Purpose : The objective of this study is estimating the distribution of two drugs, which have different solubility in the vitreous, after the intravitreal injection by simulating the 3-D mathematical model in a rabbit eye.

Methods : Several ocular tissues including the vitreous were isolated. The diffusion coefficients of two different drugs through the isolated tissues were determined by using the Ussing chamber. A 3-dimensional finite element mathematical eye model were developed and the convection and diffusion equations were applied to determine the aqueous humor flow and drug distribution in the eye with the experimentally determined diffusion coefficients.

Results : The average velocity of the aqueous humor through the retina was 3.66×10-7 m/s which is comparable to the previously reported data. The simulation study demonstrated that the concentration of intravitreally administered more hydrophobic drug (Brimonidine) was 3.6 and 4.4 fold higher than that of more hydrophilic drug (Ganciclovir) at 6 and 12 hours in the vitreous, respectively. The vitreal half-lives of Ganciclovir and Brimonidine were determined to be 5 and 12 hours, indicating that the more hydrophilic drug (Ganciclovir) were eliminated both anteriorly and posteriorly more easily than the more hydrophobic drug (Brimonidine).

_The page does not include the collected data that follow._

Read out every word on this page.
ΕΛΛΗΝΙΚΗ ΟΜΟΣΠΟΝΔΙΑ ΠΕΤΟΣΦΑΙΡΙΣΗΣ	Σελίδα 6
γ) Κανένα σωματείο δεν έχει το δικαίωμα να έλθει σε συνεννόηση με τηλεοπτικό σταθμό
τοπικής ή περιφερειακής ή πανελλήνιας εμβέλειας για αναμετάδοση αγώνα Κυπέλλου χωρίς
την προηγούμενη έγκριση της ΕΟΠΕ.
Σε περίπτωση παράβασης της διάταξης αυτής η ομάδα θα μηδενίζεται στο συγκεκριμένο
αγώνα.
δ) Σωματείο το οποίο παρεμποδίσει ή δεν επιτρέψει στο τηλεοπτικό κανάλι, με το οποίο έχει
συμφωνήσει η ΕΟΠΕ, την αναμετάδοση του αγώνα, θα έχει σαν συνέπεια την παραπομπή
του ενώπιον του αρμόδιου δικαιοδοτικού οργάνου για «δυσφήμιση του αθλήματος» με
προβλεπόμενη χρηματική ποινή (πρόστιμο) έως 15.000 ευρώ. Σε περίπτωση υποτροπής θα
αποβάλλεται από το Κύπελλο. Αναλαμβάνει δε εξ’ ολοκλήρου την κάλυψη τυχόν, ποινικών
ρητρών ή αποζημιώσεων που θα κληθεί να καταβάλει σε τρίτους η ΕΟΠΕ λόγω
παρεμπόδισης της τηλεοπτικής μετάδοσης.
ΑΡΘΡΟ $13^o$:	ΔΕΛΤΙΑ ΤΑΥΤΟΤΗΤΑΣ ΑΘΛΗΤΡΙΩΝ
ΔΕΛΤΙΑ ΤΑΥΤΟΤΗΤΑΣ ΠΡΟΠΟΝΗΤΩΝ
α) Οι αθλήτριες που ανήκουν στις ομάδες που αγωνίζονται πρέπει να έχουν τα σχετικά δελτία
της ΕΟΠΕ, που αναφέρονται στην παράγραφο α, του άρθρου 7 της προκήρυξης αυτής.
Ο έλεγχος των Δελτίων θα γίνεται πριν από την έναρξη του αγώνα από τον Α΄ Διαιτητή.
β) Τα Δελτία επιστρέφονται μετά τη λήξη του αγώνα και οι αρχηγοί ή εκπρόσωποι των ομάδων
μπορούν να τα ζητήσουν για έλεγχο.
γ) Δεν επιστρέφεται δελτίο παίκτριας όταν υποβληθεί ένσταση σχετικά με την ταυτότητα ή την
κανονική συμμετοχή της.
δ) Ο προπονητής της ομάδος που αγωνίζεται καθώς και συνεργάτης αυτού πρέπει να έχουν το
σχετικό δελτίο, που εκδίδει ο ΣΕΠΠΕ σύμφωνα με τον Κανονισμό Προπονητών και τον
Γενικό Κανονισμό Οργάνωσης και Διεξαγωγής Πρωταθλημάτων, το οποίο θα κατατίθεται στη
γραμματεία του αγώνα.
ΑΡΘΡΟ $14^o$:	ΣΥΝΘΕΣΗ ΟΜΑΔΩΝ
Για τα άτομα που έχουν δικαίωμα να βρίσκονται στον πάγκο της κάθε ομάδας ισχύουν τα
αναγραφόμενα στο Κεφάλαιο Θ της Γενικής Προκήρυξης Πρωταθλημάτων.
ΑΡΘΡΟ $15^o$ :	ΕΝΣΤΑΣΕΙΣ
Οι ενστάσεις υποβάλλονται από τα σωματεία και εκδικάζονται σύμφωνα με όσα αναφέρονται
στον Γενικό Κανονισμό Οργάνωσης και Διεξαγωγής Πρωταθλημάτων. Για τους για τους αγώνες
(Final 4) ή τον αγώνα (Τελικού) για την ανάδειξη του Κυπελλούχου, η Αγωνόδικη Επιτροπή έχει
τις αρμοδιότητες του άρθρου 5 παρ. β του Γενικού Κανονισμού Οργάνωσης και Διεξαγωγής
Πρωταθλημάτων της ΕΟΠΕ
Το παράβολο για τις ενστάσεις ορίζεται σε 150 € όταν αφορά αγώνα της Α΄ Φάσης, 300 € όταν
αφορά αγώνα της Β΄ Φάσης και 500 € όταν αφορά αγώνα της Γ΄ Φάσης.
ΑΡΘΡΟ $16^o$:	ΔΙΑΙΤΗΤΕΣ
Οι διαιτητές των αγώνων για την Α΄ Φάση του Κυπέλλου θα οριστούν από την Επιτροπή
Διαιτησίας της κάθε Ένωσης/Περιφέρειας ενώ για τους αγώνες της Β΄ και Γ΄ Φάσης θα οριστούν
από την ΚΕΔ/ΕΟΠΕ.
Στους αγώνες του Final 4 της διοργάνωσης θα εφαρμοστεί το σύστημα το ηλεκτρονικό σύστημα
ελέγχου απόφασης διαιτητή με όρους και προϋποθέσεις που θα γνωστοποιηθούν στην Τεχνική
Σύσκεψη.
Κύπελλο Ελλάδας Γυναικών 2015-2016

Conclusions : To the best of our knowledge, it is the first study to determine the diffusion coefficients for the two drugs, which show different solubility in water, and compare the pharmacokinetics of different solubility drugs with the 3-D mathematical eye mode. More water-soluble drug in the vitreous showed less elimination rate and longer half-life.

This is an abstract that was submitted for the 2016 ARVO Annual Meeting, held in Seattle, Wash., May 1-5, 2016.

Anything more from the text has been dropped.